Is it Trendy to Commit Murder-Suicide?
April 3, 2009 – It was a rainy, gray day today in Binghamton, New York, and likely not a day that many people in that town of 50,000 will soon forget.
The 5th mass shooting in the U.S. over the last month unfolded in the American Civil Association building at 10:00 a.m. and it resulted in the deaths of 14 people. Is this not becoming predictable? We know what happens. In the end, the shooter dies. The shooter clearly knows that, which is why this kind of violence is the nastiest form of suicide. It’s also the most unpleasant trend, far worse than oversized sunglasses.
Jiverly Antares Wong (alias Jiverly Voong), a 41 year old Vietnamese immigrant who had been layed off from his job the previous day, drove into town in his older model Toyota Camry armed with an 9 mm and .45 caliber Beretta. Wearing a dark green jacket and dark sunglasses, Jiverly obstructed the rear exit to the American Civil Association building with his car so people inside could not escape. He slung an ammunition sack around his neck, tucked a hunting knife into the waistband of his pants, walked around to the front of the building, stepping through the glass doors, and made one helluva bad decision. First he gunned down a couple of receptionists. One of the them played dead while bleeding from a gunshot wound to the stomach, then she managed to call 911 and stay on the phone with the police for 90 minutes. Meanwhile, people ran in terror for their lives, attempting to escape the building or hide elsewhere, in the boiler room or storage areas. Jiverly shot five of them. Then he walked through one the classrooms where students were busy taking a test and shot more. Those people who managed to hide listened to intermittent gunfire while waiting, hoping, praying their lives would not end. Thirty seven people eventually made it out. Jiverly shot himself in the head. He had lived in this country for 28 years and was a U.S. citizen.

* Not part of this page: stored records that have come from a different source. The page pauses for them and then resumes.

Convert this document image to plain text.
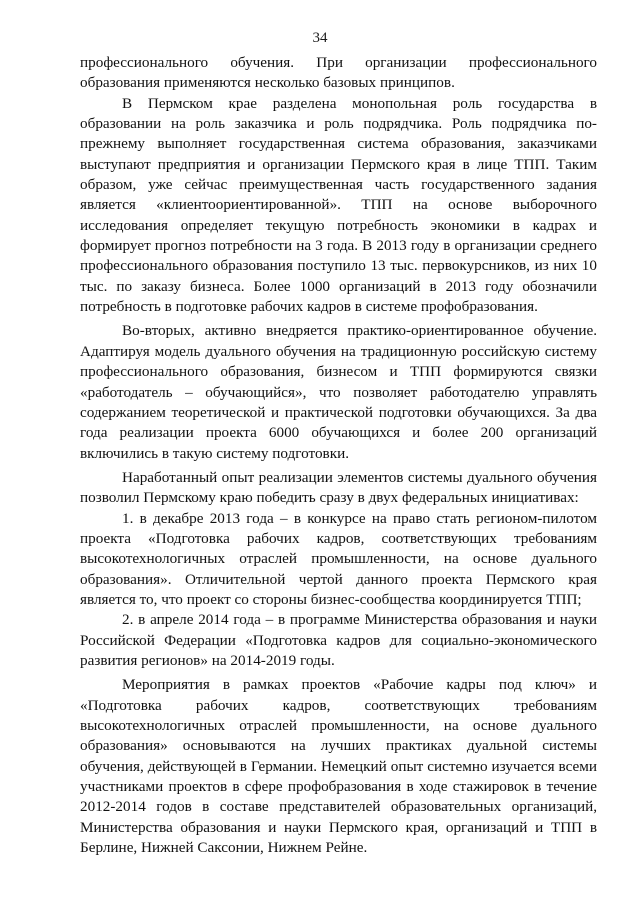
34

профессионального обучения. При организации профессионального образования применяются несколько базовых принципов.

В Пермском крае разделена монопольная роль государства в образовании на роль заказчика и роль подрядчика. Роль подрядчика по-прежнему выполняет государственная система образования, заказчиками выступают предприятия и организации Пермского края в лице ТПП. Таким образом, уже сейчас преимущественная часть государственного задания является «клиентоориентированной». ТПП на основе выборочного исследования определяет текущую потребность экономики в кадрах и формирует прогноз потребности на 3 года. В 2013 году в организации среднего профессионального образования поступило 13 тыс. первокурсников, из них 10 тыс. по заказу бизнеса. Более 1000 организаций в 2013 году обозначили потребность в подготовке рабочих кадров в системе профобразования.

Во-вторых, активно внедряется практико-ориентированное обучение. Адаптируя модель дуального обучения на традиционную российскую систему профессионального образования, бизнесом и ТПП формируются связки «работодатель – обучающийся», что позволяет работодателю управлять содержанием теоретической и практической подготовки обучающихся. За два года реализации проекта 6000 обучающихся и более 200 организаций включились в такую систему подготовки.

Наработанный опыт реализации элементов системы дуального обучения позволил Пермскому краю победить сразу в двух федеральных инициативах:

1. в декабре 2013 года – в конкурсе на право стать регионом-пилотом проекта «Подготовка рабочих кадров, соответствующих требованиям высокотехнологичных отраслей промышленности, на основе дуального образования». Отличительной чертой данного проекта Пермского края является то, что проект со стороны бизнес-сообщества координируется ТПП;

2. в апреле 2014 года – в программе Министерства образования и науки Российской Федерации «Подготовка кадров для социально-экономического развития регионов» на 2014-2019 годы.

Мероприятия в рамках проектов «Рабочие кадры под ключ» и «Подготовка рабочих кадров, соответствующих требованиям высокотехнологичных отраслей промышленности, на основе дуального образования» основываются на лучших практиках дуальной системы обучения, действующей в Германии. Немецкий опыт системно изучается всеми участниками проектов в сфере профобразования в ходе стажировок в течение 2012-2014 годов в составе представителей образовательных организаций, Министерства образования и науки Пермского края, организаций и ТПП в Берлине, Нижней Саксонии, Нижнем Рейне.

According to an EMS speaking on anonymity, local, state, and federal police surrounded the building, with guns drawn. They waited outside for an hour before entering the building. The FBI showed up to implement hostage negotiation and collect evidence at the scene. Buildings in the surrounding area were evacuated or went into lockdown, including nearby Binghamton High School. Helicopters circled in the sky above. Family members of the victims and hostages waited for word of the fate of their loved ones. Some never heard and were sent home to wait for a call.

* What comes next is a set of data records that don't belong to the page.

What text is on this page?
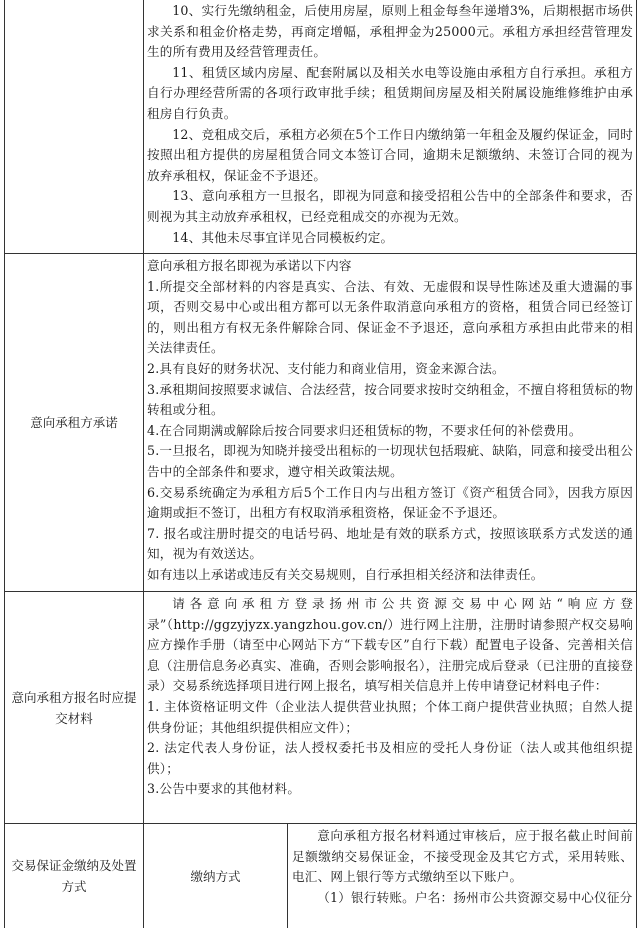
10、实行先缴纳租金，后使用房屋，原则上租金每叁年递增3%，后期根据市场供求关系和租金价格走势，再商定增幅，承租押金为25000元。承租方承担经营管理发生的所有费用及经营管理责任。

11、租赁区域内房屋、配套附属以及相关水电等设施由承租方自行承担。承租方自行办理经营所需的各项行政审批手续；租赁期间房屋及相关附属设施维修维护由承租房自行负责。

12、竞租成交后，承租方必须在5个工作日内缴纳第一年租金及履约保证金，同时按照出租方提供的房屋租赁合同文本签订合同，逾期未足额缴纳、未签订合同的视为放弃承租权，保证金不予退还。

13、意向承租方一旦报名，即视为同意和接受招租公告中的全部条件和要求，否则视为其主动放弃承租权，已经竞租成交的亦视为无效。

14、其他未尽事宜详见合同模板约定。

意向承租方承诺

意向承租方报名即视为承诺以下内容

1.所提交全部材料的内容是真实、合法、有效、无虚假和误导性陈述及重大遗漏的事项，否则交易中心或出租方都可以无条件取消意向承租方的资格，租赁合同已经签订的，则出租方有权无条件解除合同、保证金不予退还，意向承租方承担由此带来的相关法律责任。

2.具有良好的财务状况、支付能力和商业信用，资金来源合法。

3.承租期间按照要求诚信、合法经营，按合同要求按时交纳租金，不擅自将租赁标的物转租或分租。

4.在合同期满或解除后按合同要求归还租赁标的物，不要求任何的补偿费用。

5.一旦报名，即视为知晓并接受出租标的一切现状包括瑕疵、缺陷，同意和接受出租公告中的全部条件和要求，遵守相关政策法规。

6.交易系统确定为承租方后5个工作日内与出租方签订《资产租赁合同》，因我方原因逾期或拒不签订，出租方有权取消承租资格，保证金不予退还。

7. 报名或注册时提交的电话号码、地址是有效的联系方式，按照该联系方式发送的通知，视为有效送达。

如有违以上承诺或违反有关交易规则，自行承担相关经济和法律责任。

意向承租方报名时应提交材料

请各意向承租方登录扬州市公共资源交易中心网站“响应方登录”（http://ggzyjyzx.yangzhou.gov.cn/）进行网上注册，注册时请参照产权交易响应方操作手册（请至中心网站下方“下载专区”自行下载）配置电子设备、完善相关信息（注册信息务必真实、准确，否则会影响报名），注册完成后登录（已注册的直接登录）交易系统选择项目进行网上报名，填写相关信息并上传申请登记材料电子件：

1. 主体资格证明文件（企业法人提供营业执照；个体工商户提供营业执照；自然人提供身份证；其他组织提供相应文件）；

2. 法定代表人身份证，法人授权委托书及相应的受托人身份证（法人或其他组织提供）；

3.公告中要求的其他材料。

交易保证金缴纳及处置方式
缴纳方式

意向承租方报名材料通过审核后，应于报名截止时间前足额缴纳交易保证金，不接受现金及其它方式，采用转账、电汇、网上银行等方式缴纳至以下账户。

（1）银行转账。户名：扬州市公共资源交易中心仪征分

Whenever something like this happens, I cannot help but rewind to the last 24 hours and ponder how yesterday at this time, everything was just fine. Knowing that the crime occurred at 10:00 a.m., I think back to what I was doing at that moment, thousands of miles away, naively minding my own business. Life seemed perfectly fine. Little did I know that bullets were tearing people apart in Binghamton.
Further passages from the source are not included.